Ao celebrarmos o mistério da instituição da Eucaristia, somos convidados a mergulhar nela por este gesto do lava-pés. Ao contrário dos outros três evangelistas e de São Paulo que se focam nas palavras da consagração, São João convida-nos a olhar mais largo: a refeição sacramental memorial da cruz pascal é muito mais abrangente do que apenas comer o pão consagrado.

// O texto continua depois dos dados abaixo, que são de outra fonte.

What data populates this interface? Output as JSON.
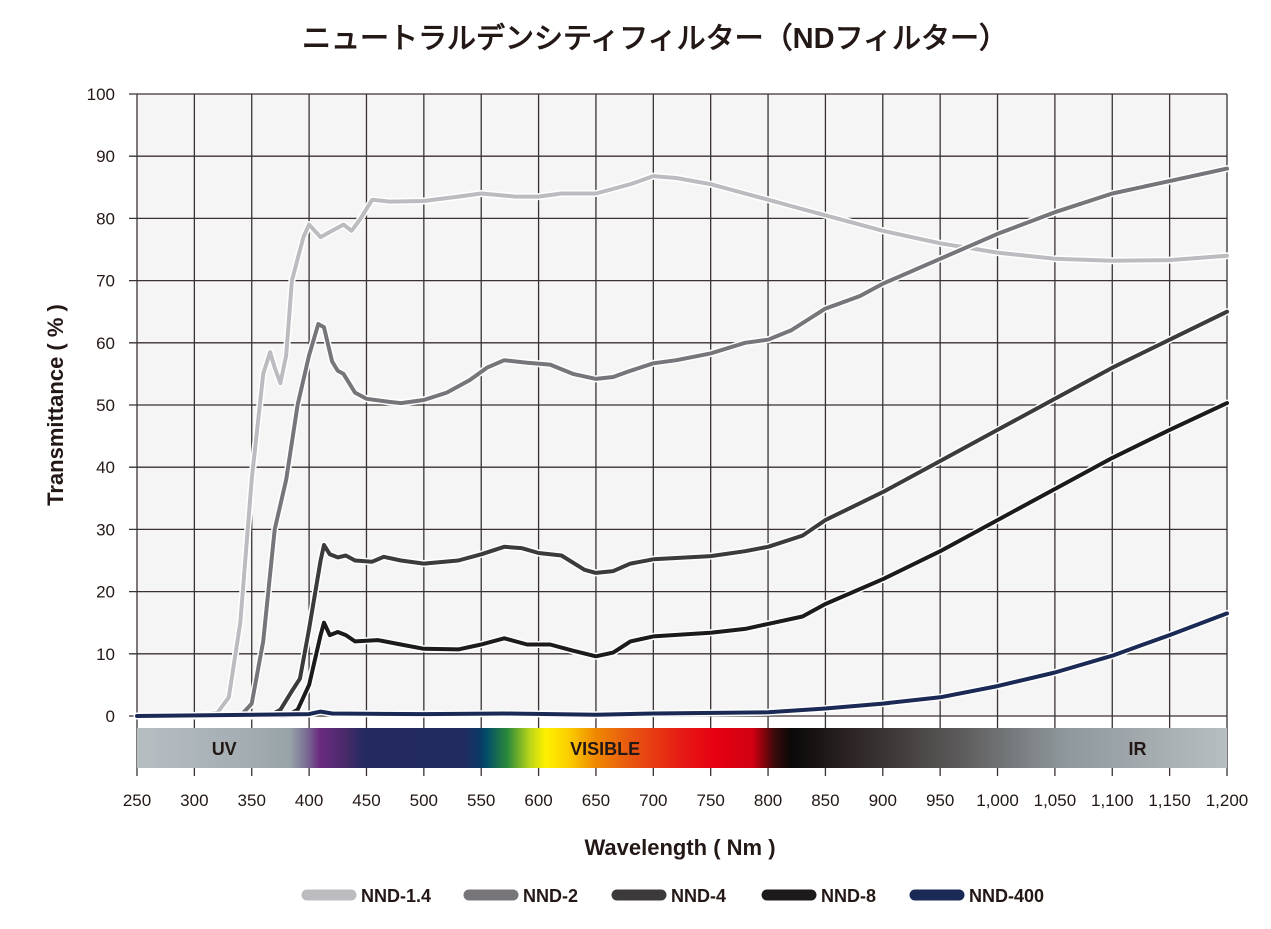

Reparemos no que habitualmente valorizamos quando vamos à missa: se a mensagem (da Palavra de Deus e da homilia) nos encheram as medidas; se o ambiente (físico e comunitário) era agradável; se os outros têm comportamentos coerentes ou não com o que estão a rezar; se podemos ou não podemos comungar a hóstia consagrada.

Às vezes este nosso olhar é de tal ordem que, se algum destes elementos nos incomodam ou deles ficamos privados, deixa de fazer sentido irmos à missa e deixamos de ir regularmente; às vezes alguns até deixam de ir de todo.

Jesus não aponta para nenhuma destas dimensões. Ele acentua a Eucaristia como um serviço, que Ele nos faz, e pelo qual nos permite tomar parte com Ele, entrar na abundância do mistério da sua vida e da sua pessoa.

Isto é o essencial e decisivo. Mesmo quando por alguma razão não sou capaz de entender o que se está a passar ou não posso participar plenamente em alguma das outras dimensões. Deixar que Jesus me lave os pés é sempre possível. E isso é que me faz tomar parte com Ele.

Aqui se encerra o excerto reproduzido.